Mahindras latest acquisition is a company with a history of over 140 years in forging. Schoneweiss GmbH is one of the hallowed institutions in forging it is one of five companies in the world that can produce front axle beams.
Through these acquisitions and by finding value wherever it may be, Mahindra has created the fifth largest forging company in the world in under two years.
• Mahindra Gears
The Company's biggest advantage is its location in Rajkot, the hub of engineering industries and a labour-friendly environment. With a large number of OEM approved raw material suppliers and heat treatment service providers stationed here, Mahindra Gears . has a competitive advantage in providing services in the most efficient and effective way. It is set to become a leading and preferred gear manufacturer and tier-1 supplier to global OEMs, with an ambitious target of US $ 100 million in 5 years.
• Mahindra Composites
Mahindra Composites is a leading engineering composite solutions provider. The Company's genesis dates back to 1982, when the Mahindra Group set an objective to provide quality products in the area of engineered polymer composites. The Group tied up with Menzolit GmbH of Germany, the largest manufacturer of composites in Europe, for the latest technology of mechanised products. With inputs from Menzolit, Mahindra Composites absorbed advanced technology and customised it to tropical Indian conditions addressing manufacturing formulations, manufacturing processes, application engineering and mould design. The Company gradually grew into a leading manufacturer of quality composites with an employee strength of 90.
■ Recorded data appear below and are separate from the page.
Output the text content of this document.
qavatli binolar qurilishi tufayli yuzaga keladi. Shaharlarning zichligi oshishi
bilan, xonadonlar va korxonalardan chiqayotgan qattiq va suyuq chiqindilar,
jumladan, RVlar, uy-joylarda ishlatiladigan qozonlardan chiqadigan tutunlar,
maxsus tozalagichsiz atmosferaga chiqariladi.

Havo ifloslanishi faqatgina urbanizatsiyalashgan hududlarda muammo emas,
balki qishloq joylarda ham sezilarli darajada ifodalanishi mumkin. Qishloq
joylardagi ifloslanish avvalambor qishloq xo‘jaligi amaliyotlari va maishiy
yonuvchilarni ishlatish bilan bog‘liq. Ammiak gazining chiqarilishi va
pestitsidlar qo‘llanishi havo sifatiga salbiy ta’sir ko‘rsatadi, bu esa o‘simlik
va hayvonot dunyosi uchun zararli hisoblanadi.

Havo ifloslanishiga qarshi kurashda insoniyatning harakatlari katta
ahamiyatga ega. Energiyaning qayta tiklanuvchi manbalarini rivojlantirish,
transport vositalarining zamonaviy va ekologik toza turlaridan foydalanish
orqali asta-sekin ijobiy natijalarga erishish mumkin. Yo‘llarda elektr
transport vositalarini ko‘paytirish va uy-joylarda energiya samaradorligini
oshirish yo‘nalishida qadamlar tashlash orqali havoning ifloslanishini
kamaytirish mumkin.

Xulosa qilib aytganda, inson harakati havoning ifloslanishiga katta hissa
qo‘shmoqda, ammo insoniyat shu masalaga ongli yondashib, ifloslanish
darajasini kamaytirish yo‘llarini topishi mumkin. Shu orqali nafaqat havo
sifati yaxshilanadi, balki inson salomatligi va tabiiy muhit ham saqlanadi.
Mahindra Composites has two manufacturing units in Maharashtra. One is located at Pimpri (Pune) and the other at Mangaon (Raigad). The Company specialises in the manufacture of sheet moulding and dough moulding compounds, with a capacity of 12,000 tonnes per annum. With the help of state-of-the-art compression moulding presses, it manufactures highly complicated /intricate components for the electrical, automobile, medical, defence and construction industry. It also has the expertise to handle specialised products in resin transfer moulding and hand lay-up reinforced plastics. The Company has a world-class product & tool development cell, and an ultra-modern testing lab.
The Company's global clients include General Electric (Healthcare & Industrial Systems), Siemens, L&T, MDS, Legrand, Schneider, Mahindra & Mahindra (Automotive / Farm Equipment Sector), Tata Motors, Bajaj Auto, Ashok Leyland, Sonalika and Swaraj Mazda.
• MahindraSteel Products
The Stampings Division of Mahindra Steel Products is a leading manufacturer of critical stamping parts required for automotive, auto component, defence, railways, consumer durable industry and general engineering applications. In June 2005, both stampings locations have received ISO/TS16949:2002 Certification.
The Stampings Division currently has two manufacturing locations in Western India (Kanhe near Pune and Nasik)with proximity to seaports. A third unit is coming up at Rudrapur (Uttarakhand) in Northern India. All the manufacturing units are strategically located close to automotive and auto component manufacturers for providing Just-in-Time supply.
The core strengths of the Stampings Division lie in tool maintenance and providing value-added services to its customers. It has a wide range of presses (both hydraulic and mechanical category) under one roof. It supplies components in an assembled form in a duly powder coated / painted condition. The manufacturing activities are backed by a Die Maintenance team trained by Fuji Technica, Japan.
The turnover of the Stampings Division is approximately Rs. 1.2 billion (US $27 million). It is expected to treble by the end of fiscal year 2009.